President Donald Trump released his budget blueprint on Thursday morning and his administration is already playing defense. In an interview on MSNBC's Morning Joe, Office of Management and Budget chief Mick Mulvaney argued that the steep cuts (in some cases down to zero) to some government programs were necessary to ease the burden on the working man.
"One of the questions we asked was, 'Can we really continue to ask a coal miner in West Virginia or a single mom in Detroit to pay for these programs?'" he said. "The answer was no. We can ask them to pay for defense—and we will—but we can't ask them to continue to pay for the Corporation for Public Broadcasting."
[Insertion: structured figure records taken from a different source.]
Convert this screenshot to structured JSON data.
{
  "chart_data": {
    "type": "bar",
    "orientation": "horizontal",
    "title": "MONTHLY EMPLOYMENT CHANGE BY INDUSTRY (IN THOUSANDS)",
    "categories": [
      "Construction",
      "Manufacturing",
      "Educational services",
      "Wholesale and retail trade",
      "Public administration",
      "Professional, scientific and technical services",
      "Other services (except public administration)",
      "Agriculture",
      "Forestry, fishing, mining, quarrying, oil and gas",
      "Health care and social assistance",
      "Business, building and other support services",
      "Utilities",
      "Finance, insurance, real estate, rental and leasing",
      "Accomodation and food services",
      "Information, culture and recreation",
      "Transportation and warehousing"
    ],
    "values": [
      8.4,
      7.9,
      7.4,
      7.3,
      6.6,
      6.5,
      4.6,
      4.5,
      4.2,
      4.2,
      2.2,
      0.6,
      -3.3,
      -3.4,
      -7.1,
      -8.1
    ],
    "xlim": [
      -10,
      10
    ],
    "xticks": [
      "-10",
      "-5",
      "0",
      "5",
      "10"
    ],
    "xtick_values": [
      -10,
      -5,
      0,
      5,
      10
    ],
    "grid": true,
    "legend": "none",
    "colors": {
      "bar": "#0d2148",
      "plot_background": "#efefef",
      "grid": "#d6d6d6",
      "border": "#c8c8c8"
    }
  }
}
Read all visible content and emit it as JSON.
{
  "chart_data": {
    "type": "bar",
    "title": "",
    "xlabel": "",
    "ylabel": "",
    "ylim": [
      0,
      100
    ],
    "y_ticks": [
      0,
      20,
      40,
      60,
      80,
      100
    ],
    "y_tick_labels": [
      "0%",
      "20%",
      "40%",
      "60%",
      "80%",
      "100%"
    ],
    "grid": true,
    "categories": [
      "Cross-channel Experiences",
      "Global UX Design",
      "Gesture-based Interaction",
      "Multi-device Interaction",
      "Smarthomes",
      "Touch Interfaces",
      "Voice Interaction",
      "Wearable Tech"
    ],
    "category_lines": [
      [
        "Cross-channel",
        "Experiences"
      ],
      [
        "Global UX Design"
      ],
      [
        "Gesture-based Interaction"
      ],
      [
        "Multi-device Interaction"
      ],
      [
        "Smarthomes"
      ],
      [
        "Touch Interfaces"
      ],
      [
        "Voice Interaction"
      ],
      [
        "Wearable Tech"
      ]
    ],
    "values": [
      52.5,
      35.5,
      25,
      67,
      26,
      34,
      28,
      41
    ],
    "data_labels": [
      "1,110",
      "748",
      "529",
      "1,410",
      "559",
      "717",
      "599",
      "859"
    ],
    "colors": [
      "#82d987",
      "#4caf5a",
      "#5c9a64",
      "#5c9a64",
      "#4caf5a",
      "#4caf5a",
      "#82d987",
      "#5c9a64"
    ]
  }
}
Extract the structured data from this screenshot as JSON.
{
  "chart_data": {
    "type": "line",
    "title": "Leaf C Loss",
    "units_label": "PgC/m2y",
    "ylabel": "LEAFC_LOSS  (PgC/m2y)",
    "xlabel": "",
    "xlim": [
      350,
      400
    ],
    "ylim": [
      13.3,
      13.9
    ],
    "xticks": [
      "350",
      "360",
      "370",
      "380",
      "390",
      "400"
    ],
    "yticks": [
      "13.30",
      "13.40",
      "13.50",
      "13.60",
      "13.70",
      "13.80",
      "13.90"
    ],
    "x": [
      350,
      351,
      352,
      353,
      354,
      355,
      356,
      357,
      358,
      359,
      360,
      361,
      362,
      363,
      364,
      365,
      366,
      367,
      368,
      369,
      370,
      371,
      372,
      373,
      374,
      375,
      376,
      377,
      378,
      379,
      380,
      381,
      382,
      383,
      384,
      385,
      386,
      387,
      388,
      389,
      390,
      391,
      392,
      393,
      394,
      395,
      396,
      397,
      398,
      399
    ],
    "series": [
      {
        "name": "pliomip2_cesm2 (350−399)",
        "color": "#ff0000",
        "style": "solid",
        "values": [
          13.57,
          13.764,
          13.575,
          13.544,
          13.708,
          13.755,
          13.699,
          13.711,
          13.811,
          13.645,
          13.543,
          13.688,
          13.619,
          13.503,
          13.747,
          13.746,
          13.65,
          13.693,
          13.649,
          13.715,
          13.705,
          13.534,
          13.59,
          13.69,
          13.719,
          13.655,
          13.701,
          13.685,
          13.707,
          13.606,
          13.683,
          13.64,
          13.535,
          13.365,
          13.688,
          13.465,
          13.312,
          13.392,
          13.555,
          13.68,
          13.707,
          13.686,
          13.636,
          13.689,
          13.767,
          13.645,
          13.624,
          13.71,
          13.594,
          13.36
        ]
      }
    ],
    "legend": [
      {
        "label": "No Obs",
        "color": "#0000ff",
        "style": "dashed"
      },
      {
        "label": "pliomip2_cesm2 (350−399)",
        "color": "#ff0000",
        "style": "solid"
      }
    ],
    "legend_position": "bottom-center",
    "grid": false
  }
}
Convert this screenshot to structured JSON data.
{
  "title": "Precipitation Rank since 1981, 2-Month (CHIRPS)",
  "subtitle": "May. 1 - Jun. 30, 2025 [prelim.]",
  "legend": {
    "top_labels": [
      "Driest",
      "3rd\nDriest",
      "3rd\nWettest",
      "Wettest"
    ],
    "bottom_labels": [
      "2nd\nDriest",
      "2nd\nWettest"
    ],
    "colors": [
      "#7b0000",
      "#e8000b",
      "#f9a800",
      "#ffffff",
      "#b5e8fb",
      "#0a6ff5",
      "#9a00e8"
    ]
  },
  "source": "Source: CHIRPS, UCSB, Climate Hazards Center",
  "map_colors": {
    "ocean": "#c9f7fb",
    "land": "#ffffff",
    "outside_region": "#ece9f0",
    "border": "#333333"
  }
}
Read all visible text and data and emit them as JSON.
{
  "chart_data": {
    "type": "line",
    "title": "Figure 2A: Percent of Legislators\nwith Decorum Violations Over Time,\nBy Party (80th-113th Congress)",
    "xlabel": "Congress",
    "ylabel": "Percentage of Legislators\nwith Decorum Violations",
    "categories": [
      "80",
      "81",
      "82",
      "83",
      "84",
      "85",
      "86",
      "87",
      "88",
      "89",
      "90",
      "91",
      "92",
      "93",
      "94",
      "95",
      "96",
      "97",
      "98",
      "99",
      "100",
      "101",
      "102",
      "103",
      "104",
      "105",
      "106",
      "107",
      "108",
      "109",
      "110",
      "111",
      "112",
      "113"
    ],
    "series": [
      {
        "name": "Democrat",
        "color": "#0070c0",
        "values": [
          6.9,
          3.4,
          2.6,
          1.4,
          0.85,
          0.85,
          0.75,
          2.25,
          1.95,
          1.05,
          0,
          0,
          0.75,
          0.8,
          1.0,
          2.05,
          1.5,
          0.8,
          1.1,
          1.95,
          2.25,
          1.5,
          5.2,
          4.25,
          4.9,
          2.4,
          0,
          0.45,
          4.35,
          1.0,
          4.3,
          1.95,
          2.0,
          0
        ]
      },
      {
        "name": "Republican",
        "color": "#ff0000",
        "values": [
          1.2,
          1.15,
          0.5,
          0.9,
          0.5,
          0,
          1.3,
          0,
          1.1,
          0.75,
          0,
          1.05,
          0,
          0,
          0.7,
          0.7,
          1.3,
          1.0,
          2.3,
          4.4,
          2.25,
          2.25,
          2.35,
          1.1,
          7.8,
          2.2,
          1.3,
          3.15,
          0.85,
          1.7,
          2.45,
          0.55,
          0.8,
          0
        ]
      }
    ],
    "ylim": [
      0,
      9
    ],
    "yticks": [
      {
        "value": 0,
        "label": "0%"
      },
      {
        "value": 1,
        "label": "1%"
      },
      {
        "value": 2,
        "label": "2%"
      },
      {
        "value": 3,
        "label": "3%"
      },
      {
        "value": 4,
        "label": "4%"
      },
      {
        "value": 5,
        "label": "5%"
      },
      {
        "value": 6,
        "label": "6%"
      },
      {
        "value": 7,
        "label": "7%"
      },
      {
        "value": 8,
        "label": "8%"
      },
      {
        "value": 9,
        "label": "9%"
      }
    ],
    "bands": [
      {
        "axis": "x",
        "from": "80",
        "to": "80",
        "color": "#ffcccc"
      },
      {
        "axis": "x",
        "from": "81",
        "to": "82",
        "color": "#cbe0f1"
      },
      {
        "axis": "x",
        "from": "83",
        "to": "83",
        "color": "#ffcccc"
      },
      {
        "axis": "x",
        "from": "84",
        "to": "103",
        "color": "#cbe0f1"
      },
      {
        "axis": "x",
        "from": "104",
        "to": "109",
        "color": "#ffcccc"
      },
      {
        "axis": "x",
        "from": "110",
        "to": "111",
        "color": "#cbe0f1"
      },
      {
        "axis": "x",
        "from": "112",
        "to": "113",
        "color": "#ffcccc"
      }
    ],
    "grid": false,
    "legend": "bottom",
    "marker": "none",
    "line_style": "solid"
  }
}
This argument suggests an unfamiliarity with both coal miners and the budget itself—as things currently stand, a coal miner making $51,000 a year (roughly the median US household income) pays about 60 cents in taxes to the Corporation for Public Broadcasting. Mulvaney's misdirection gives away the game. Trump campaigned as a champion of rural America and small and midsize Rust Belt cities, but—much like his proposed Obamacare repeal—his budget brings the hammer down on the very people who put him in office.
The steepest cuts in Trump's budget target the Environmental Protection Agency (30 percent) and the Department of Agriculture (29 percent). But other agencies facing double-digit cuts include the departments of health and human services (23 percent), education (14 percent), and the interior (13 percent). The consequences of such cuts would be sweeping and leave their mark on cities and suburbs, red states and blue states. But here's a look at what they mean for the regions that handed Trump his victory.
The Upper Midwest: Trump broke the Democratic "blue wall" by racking up huge wins along the Great Lakes in places like Erie, Pennsylvania, and Macomb County, north of Detroit. His budget axes the $300 million in annual funding for the Great Lakes Restoration Initiative, an EPA program that aims to boost economic development and improve public health, with 3,455 projects across eight states. The Great Lakes initiative exists to combat the ill-effects of the region's industrial legacy. Among its chief responsibilities: stopping algae blooms that left 400,000 Ohioans without drinking water at one point in 2014. Michigan Republican Rep. Fred Upton already called an earlier version of the proposed cuts "alarming."
The Upper Midwest is also known to get cold in the winter. The Low Income Home Energy Assistance Program helps 5.7 million Americans heat their homes, and those people are disproportionately located in the frigid Midwest. (Michigan, for example, receives more funding than California, which has a far greater population.) The energy assistance saves families money they often need for other things—41 percent of the recipients in 2014 lived with someone with a disability, and 19 percent had children.
Rural America: Terry Gross will be fine—the cuts to the Corporation for Public Broadcasting that Mulvaney alluded to will mostly affect small public radio stations in rural America that get by on subsidies rather than tote bags. Mulvaney's hypothetical coal miner most likely lives in Wyoming, Trump's best state, where public radio will face a $320,000 budget hole if Trump gets his way, and Wyoming public television would need $700,000 to fill a 30 percent budget gap. Those are the lucky ones: In 2014, the CPB noted that 26 rural stations—many on Native American reservations—relied on federal funding for at least half their revenue. In addition to providing news and cultural programming, these stations function as emergency broadcasting platforms in the event of a disaster.
Also on the chopping block: the $498 million Water and Wastewater loan and grant program, which funds clean-water projects in communities with fewer than 10,000 people; according to the budget blueprint, these communities can be served by "private-sector financing" instead.
West Virginia: Trump's budget would eliminate the Chemical Safety Board, the federal agency that investigated the 2014 chemical spill outside Charleston that left 300,000 people without drinking water for five days. The board has its hands full in West Virginia, and if it disappears its work will simply go undone—the state's own chemical safety board is virtually nonexistent.
Also gone would be the Appalachian Regional Commission, a state-federal partnership that pays for economic development programs in Trump-leaning swaths of West Virginia, Pennsylvania, Ohio, and 10 other states. The proposed elimination of the $715 million Community Services Block Grant program would hit poor states such as West Virginia especially hard—the money it provides often ends up in exactly the kind of economically depressed communities Trump claims to champion.
In the southern West Virginia coal haven of Mingo County, the block grant program supports the Coalfields Community Action Partnership, which helps locals buy new clothing after a fire, and covers the cost of (nonpainkiller) prescription medications. The CSBG-funded Council of the Southern Mountains in nearby McDowell County operates a day care program and a credit union, which helps low-income residents save up for Christmas presents.